I have been able (during these rare seconds of unrestrained access) to repair permissions, verify and repair the disk (several times), proceed with fsck, etc. The material diagnostic is "all OK", which I find hard to believe. (The disk ejection system doesn't seem to work properly, for one thing.)

The problems appeared five days ago just after, coincidence or not, I tried to read an MP3 format CD.

Thanks for any tip!
 
AlainBX,

Hmm, lines on screen sounds like it could very possibly be a logic board problem.
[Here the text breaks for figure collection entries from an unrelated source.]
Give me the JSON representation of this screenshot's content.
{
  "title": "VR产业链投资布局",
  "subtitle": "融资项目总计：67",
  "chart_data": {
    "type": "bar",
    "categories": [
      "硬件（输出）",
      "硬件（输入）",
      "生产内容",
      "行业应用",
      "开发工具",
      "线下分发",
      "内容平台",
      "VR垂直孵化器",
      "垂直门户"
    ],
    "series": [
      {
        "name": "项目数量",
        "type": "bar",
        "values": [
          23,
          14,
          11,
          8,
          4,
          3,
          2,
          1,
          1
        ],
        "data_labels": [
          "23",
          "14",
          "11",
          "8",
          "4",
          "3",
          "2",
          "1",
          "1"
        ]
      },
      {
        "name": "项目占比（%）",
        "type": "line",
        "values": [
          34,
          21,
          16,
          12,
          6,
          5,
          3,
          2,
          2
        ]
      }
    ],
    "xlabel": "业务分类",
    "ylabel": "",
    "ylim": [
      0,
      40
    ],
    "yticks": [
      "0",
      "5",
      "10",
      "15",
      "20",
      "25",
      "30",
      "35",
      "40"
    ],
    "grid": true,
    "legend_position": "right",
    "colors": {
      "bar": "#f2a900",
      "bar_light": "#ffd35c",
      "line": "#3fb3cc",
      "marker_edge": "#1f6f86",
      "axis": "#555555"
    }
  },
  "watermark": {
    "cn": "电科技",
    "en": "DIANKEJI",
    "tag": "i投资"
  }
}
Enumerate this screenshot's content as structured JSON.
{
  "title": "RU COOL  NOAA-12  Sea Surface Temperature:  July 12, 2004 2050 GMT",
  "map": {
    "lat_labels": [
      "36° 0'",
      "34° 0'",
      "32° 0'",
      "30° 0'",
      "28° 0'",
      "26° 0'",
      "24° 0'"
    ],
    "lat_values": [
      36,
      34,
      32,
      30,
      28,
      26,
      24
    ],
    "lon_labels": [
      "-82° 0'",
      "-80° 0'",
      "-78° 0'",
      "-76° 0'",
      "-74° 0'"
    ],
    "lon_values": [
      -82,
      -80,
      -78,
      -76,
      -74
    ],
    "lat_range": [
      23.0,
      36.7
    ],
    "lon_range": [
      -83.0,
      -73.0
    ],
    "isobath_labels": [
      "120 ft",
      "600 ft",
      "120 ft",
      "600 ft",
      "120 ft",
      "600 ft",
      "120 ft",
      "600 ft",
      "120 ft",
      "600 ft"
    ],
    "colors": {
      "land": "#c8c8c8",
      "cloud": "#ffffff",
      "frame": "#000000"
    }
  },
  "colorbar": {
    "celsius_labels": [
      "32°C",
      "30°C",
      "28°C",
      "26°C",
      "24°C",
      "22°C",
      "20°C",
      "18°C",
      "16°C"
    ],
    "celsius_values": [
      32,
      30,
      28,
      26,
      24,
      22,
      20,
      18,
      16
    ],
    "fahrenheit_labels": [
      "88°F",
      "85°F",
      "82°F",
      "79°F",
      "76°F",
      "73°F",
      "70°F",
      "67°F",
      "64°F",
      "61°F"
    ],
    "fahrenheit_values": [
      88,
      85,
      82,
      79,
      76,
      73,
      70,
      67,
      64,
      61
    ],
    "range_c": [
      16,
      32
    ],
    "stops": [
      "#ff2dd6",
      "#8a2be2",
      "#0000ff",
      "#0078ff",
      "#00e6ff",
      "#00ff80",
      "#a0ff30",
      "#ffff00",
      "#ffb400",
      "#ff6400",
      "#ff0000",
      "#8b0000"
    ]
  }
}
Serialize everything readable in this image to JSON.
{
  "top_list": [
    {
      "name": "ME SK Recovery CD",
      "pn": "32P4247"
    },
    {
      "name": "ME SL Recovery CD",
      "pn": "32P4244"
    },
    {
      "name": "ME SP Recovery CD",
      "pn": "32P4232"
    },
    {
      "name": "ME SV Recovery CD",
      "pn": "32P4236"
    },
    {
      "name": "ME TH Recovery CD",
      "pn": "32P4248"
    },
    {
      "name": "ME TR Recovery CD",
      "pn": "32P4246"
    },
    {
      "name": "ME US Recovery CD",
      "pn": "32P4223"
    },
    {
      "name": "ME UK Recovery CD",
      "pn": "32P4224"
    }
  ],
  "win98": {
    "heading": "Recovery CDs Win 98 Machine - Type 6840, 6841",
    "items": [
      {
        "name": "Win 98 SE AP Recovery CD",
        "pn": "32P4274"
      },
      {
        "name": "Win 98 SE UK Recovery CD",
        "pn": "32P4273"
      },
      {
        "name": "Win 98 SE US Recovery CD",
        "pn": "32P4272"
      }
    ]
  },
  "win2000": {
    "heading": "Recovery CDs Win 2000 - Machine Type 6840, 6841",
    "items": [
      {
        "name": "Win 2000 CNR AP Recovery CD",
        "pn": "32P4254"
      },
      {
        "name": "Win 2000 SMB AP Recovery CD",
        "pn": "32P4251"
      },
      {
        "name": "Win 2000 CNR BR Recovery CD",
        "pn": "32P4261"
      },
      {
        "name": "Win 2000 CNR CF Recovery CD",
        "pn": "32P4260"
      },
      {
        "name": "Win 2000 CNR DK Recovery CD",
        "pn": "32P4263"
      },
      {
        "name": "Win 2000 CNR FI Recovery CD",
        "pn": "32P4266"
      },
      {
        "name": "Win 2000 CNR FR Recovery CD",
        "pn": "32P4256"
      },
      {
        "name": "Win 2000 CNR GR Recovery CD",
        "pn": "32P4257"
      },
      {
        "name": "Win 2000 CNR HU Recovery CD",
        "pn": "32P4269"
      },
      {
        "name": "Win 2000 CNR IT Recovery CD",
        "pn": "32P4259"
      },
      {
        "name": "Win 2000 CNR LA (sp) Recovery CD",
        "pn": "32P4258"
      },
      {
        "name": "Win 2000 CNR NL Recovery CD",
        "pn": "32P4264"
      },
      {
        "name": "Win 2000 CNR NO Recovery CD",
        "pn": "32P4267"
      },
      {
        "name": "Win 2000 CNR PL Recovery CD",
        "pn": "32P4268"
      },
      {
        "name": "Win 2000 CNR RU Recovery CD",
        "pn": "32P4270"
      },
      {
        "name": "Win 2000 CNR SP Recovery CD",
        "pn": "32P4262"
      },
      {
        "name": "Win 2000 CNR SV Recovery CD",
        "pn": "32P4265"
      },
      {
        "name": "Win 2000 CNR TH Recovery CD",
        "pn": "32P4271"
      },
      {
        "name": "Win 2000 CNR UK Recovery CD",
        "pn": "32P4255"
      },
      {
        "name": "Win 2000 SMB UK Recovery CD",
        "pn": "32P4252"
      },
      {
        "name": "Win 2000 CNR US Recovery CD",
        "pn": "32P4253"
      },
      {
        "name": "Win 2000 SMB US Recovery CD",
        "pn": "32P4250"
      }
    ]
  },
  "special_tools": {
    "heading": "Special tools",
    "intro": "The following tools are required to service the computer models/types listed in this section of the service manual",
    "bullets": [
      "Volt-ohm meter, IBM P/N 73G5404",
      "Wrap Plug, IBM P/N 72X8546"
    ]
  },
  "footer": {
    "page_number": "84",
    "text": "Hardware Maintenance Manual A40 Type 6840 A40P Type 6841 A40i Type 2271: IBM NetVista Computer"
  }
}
Lots and lots of iBooks had this problem. Many were fixed by Apple for free. I don't know if they're still doing that.

I suppose it wouldn't hurt to try to check your hard drive using DiskWarrior or some other disk utility.

If you have another Mac (with FireWire), you could try FireWire Target Disk Mode. Connect the two machines with a FireWire (6 pin to 6 pin cable) turn the working one on. Then, holding down the T on the keyboard of your iBook, turn it on. Its hard drive should now show up on the desktop of your other Mac. Recover data as needed.

If all else fails, you may want to search around on the Internets for a logic board replacement. I found a company that sells replacement boards. Don't have the info handy at the moment. Check eBay, Google it, etc. Let me know if you have no success. Apple will charge you an arm and a leg (plus socks).

Good luck. Hope it's not a hardware issue.